While working within the field of automated packaging, some of Židonis's works already were considered inventions. In 1965 he attended the Lithuanian inventors' exhibition. He was awarded a gold medal for his contribution to the development of the national economy. In 1967, for the creation of efficient packaging machines and constant support for new inventors, Židonis received the grand prize "Eureka - 67" of the Lithuanian Inventors' Salon. This was the first such award in Lithuania.
Under the leadership of Židonis, original and efficient automatic machines for packaging food and chemical products in film containers were created. Bulk packaging machines became a huge success and were successfully used for more than 40 years. He was the first inventor in Lithuania at the time whose inventions were valued at significant sums as they were economically efficient. This is evidenced by a certificate signed by Jonas Šeškevičius, the then director of the Marijampolė food industry factory, which stated that only in fifteen years (from 1971 to 1986) the packaging machines created by Židonis yielded a 165 million ruble economic profit. Since 1976 Židonis was the head of the Department of Mechanical Disciplines of the Klaipėda faculty of the Kaunas Polytechnic Institute, and became a professor in 1977. In 1990 he established the Institute of Scientific and Technical Creativity entitled "Studija". During his time in the Soviet Union, Židonis mentored 21 academic doctors and 70 inventors, wrote about 140 science and science popularization articles, as well as published 2 scientific books, having co-authored two more. In 1982 he was awarded the USSR State Prize. 150 inventions are attributed to Židonis in total, 11 of which came from post-Soviet Lithuania.[9]

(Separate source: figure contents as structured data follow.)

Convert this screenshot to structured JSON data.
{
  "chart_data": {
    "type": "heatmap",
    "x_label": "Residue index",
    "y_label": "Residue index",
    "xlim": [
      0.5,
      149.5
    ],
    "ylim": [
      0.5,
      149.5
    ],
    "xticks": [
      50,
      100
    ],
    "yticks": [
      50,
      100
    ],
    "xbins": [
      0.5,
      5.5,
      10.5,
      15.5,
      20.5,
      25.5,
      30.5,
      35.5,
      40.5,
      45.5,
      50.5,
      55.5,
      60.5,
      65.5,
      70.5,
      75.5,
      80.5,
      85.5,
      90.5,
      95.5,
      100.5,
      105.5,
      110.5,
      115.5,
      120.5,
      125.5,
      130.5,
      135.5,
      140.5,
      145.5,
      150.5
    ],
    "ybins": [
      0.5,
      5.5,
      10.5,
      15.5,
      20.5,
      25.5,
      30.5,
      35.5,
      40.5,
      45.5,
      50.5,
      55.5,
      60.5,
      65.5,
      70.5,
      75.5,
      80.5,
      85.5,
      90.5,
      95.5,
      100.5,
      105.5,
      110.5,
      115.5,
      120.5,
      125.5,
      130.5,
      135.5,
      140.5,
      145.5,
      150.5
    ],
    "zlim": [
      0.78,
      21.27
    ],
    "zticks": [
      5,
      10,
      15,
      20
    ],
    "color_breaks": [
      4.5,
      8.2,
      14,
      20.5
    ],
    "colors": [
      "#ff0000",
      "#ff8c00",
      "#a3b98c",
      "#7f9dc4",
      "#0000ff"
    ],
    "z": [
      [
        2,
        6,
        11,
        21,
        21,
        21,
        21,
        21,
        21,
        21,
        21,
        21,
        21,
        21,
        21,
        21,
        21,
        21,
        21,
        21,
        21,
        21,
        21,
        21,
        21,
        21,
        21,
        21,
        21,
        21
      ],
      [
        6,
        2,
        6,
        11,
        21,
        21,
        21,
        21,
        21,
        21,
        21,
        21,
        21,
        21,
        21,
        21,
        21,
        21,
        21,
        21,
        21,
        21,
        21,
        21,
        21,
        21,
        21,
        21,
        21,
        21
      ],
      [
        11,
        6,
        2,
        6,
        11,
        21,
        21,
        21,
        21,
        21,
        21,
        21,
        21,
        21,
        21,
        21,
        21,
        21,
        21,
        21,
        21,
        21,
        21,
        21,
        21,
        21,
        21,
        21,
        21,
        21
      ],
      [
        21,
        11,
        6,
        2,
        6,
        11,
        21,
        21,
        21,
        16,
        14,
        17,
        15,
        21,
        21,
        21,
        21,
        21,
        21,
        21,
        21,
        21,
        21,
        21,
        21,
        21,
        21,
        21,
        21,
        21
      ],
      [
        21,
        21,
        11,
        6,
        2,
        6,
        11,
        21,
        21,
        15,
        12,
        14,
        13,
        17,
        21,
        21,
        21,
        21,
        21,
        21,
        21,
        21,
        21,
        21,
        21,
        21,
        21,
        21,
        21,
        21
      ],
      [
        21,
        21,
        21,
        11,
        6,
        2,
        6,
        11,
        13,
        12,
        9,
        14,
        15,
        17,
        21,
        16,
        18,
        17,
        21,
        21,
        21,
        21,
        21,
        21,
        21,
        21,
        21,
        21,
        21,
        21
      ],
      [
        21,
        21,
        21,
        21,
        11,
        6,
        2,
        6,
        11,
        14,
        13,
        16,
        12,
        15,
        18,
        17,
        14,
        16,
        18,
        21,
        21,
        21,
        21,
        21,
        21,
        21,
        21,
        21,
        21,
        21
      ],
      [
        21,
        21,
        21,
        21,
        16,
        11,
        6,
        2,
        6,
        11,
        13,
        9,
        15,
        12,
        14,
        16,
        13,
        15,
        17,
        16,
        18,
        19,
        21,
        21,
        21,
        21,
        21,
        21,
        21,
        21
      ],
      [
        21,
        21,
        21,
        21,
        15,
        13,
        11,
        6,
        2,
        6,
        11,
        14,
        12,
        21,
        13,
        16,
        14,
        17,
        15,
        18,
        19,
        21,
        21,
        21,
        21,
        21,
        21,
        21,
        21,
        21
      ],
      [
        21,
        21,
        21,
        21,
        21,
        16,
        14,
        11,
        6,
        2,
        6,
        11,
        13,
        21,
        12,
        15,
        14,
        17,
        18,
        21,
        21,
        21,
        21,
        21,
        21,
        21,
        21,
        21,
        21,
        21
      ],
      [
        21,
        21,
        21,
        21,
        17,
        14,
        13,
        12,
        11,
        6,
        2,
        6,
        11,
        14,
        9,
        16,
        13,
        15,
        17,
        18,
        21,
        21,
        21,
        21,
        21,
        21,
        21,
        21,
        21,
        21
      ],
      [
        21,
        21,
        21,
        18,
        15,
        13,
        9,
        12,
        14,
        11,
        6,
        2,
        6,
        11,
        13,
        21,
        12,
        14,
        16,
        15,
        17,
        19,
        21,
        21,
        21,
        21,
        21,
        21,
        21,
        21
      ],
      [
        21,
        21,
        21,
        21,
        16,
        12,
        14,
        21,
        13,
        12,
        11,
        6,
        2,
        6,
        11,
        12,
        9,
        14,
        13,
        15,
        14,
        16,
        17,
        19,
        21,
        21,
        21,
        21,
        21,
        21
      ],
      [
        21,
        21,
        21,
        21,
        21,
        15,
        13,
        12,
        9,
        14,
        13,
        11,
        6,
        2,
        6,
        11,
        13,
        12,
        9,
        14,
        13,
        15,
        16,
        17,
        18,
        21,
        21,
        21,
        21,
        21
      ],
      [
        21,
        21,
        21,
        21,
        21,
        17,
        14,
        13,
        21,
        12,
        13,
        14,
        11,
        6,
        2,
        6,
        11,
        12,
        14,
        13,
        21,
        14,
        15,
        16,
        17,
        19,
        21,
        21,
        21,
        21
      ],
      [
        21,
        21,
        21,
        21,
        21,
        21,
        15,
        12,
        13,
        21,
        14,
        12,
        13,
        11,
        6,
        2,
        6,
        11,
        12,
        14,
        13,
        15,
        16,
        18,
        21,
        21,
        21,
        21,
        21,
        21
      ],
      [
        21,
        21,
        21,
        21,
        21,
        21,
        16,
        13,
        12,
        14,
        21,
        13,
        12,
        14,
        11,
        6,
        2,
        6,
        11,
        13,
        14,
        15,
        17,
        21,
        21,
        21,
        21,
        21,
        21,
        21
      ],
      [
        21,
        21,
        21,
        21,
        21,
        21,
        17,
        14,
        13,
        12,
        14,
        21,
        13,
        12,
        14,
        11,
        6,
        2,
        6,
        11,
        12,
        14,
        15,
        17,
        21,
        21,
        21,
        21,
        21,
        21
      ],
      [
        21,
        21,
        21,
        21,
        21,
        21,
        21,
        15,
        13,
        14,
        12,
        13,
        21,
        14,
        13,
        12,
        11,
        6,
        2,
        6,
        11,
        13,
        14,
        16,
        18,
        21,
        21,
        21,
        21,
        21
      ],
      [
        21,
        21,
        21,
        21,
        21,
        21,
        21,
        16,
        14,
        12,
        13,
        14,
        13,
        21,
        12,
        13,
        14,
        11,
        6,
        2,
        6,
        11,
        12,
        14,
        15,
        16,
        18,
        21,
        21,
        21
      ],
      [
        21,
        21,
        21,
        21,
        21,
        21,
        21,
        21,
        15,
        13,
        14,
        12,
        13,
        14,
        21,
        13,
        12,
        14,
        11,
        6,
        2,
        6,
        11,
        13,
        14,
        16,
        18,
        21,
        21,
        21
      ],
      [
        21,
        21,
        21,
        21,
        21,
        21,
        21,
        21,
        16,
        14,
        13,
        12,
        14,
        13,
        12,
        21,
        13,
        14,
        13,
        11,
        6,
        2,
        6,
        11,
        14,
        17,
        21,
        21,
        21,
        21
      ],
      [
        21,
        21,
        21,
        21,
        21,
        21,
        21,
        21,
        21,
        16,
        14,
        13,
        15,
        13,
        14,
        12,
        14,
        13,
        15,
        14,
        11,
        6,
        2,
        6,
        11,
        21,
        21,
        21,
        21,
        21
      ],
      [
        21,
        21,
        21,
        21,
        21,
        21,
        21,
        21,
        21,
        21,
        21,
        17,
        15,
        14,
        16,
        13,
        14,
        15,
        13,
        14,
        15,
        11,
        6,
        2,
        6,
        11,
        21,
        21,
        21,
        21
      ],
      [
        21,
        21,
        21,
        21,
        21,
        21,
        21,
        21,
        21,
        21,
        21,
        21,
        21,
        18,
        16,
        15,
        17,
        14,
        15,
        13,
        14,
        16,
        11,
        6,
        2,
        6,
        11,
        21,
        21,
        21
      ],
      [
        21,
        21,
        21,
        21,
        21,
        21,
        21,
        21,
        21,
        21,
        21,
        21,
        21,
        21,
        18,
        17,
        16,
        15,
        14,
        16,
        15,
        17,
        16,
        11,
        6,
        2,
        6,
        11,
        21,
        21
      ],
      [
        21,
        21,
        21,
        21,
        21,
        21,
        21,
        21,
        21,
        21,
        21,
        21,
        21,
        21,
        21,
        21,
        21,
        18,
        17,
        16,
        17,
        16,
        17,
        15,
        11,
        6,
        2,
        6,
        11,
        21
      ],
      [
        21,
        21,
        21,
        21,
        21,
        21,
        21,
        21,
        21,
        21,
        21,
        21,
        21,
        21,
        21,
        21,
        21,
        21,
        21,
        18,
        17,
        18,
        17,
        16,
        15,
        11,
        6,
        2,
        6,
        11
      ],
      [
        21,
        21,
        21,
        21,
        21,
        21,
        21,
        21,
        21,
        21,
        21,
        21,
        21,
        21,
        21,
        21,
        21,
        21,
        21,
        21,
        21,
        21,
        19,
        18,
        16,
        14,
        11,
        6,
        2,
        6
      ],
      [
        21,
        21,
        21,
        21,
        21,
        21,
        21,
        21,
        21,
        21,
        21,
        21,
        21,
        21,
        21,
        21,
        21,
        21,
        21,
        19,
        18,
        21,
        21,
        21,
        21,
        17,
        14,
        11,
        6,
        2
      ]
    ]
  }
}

Right after the January Events, Židonis was called by the third cabinet of the government led by Gediminas Vagnorius to work as the minister of natural resources from 1991 to 1992.[10] [11] He was also briefly part of the deputy council of Klaipėda.[12] After his tenure in the government, Židonis retired from work and never returned to Klaipėda. Instead, he took up solving problems of alternative energy. In 1993 he founded the scientific production company "Slengiai", becoming its scientific manager and owner. In 2009 Židonis also invented new combustion technology for the heating boiler, which made it possible to reduce the slagging of the burning straw pellets, making it more environmentally friendly. In 2001, under his initiative, the Lithuanian Academy of Applied Sciences was established. In 2008 he was awarded the title of associate professor at Klaipėda University.
Vilius Židonis died on 7 July 2018 in Klaipėda. He was buried in the cemetery.